The protesters torched cars, looted Muslim shops and even set prisoners free from jail.

Riots erupted shortly after the execution by firing squad of Fabianus Tibo, Marianus Riwu and Dominggus Silva in the early hours of yesterday morning in the provincial capital of Palu.

On the largely Catholic island of Flores to the south of Sulawesi, youths wielding machetes chanted slogans and threatened residents before police dispersed them with warning shots. In Atambua, West Timor, where Silva came from, crowds broke into the local jail and freed about 200 prisoners.

The three executed men were found guilty of masterminding an attack on an Islamic boarding school in 2000 in the town of Poso that left 70 Muslims dead, but their conviction has been a consistent sore point between Christians and Muslims in a region known for its inter-religious violence.

Christian groups in Indonesia have accused the government of using the men as scapegoats to placate the country's majority Muslim population.Three Muslims militants, sentenced to death for their role in the Bali bombings in 2002, are making their last appeal.

Human rights groups expressed concerns over Tibo, Riwu and Silva's trial in 2001, arguing that a number of defence testimonies, including those of the defendants, were not allowed.

Kate Allen, of Amnesty International, condemned the Indonesian government's decision to carry out the death sentence. "The executions of these men are a backwards step," she said. "Such state-sanctioned killing is all the more unacceptable where there have been doubts about the fairness of the trial."

Appealing for calm, Vice-President Jusuf Kalla rejected suggestions that the executions were religiously or politically motivated. "We are concerned that the public misunderstood," he told reporters. "The case is not a religious or ethnic issue but simply a legal one."

Although Indonesia is the world's most populous Islamic nation, at least 15 per cent of the country's 245 million inhabitants are not Muslims and violence between religious communities is common.

Rioting first broke out in Sulawesi in 1998 following a drunken brawl between Christian and Muslim gangs.
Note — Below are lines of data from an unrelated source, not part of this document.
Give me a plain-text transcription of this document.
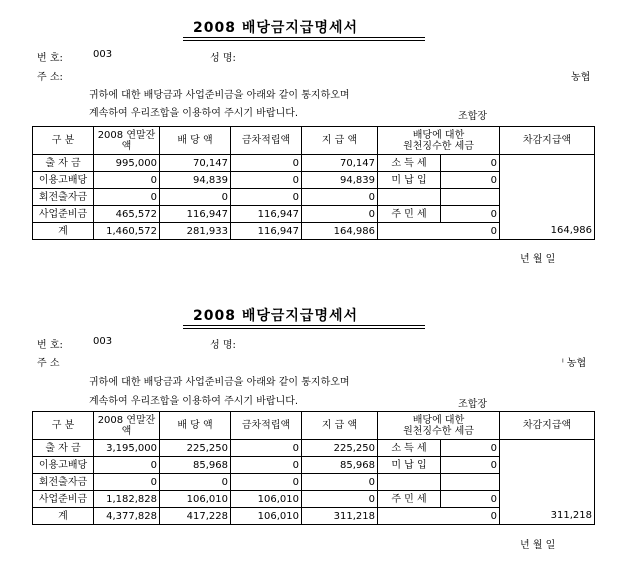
2008 배당금지급명세서
번 호:	003	성 명:
주 소:	농협
귀하에 대한 배당금과 사업준비금을 아래와 같이 통지하오며
계속하여 우리조합을 이용하여 주시기 바랍니다.	조합장
구 분	2008 연말잔액	배 당 액	금차적립액	지 급 액	배당에 대한
원천징수한 세금		차감지급액
출 자 금	995,000	70,147	0	70,147	소 득 세	0	
이용고배당	0	94,839	0	94,839	미 납 입	0	
회전출자금	0	0	0	0			
사업준비금	465,572	116,947	116,947	0	주 민 세	0	
계	1,460,572	281,933	116,947	164,986	0		164,986
년 월 일
2008 배당금지급명세서
번 호:	003	성 명:
주 소	ˡ 농협
귀하에 대한 배당금과 사업준비금을 아래와 같이 통지하오며
계속하여 우리조합을 이용하여 주시기 바랍니다.	조합장
구 분	2008 연말잔액	배 당 액	금차적립액	지 급 액	배당에 대한
원천징수한 세금		차감지급액
출 자 금	3,195,000	225,250	0	225,250	소 득 세	0	
이용고배당	0	85,968	0	85,968	미 납 입	0	
회전출자금	0	0	0	0			
사업준비금	1,182,828	106,010	106,010	0	주 민 세	0	
계	4,377,828	417,228	106,010	311,218	0		311,218
년 월 일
This quickly descended into a four years of conflict as militants from the Islamic group Laskar Jihad fought the local Christian militia known as the Red Force. The violence between the two sides led to more than 1,000 deaths before a peace deal was signed in 2002.

In the three years since the ceasefire, however, local rights groups have recorded more than 120 violations of the peace deal.

The execution of the three men had initially been postponed in August after appeals from the Pope and Christian leaders in Sulawesi, who warned their deaths might lead to a return to sectarian violence.

However, not all protests against the killings were violent. In Palu, 1,000 mourners packed into the local church for a vigil. During the ceremony, Tibo's son told the crowd: "My father begged us not to be angry, not to seek revenge. He asked to forgive those who did this to him."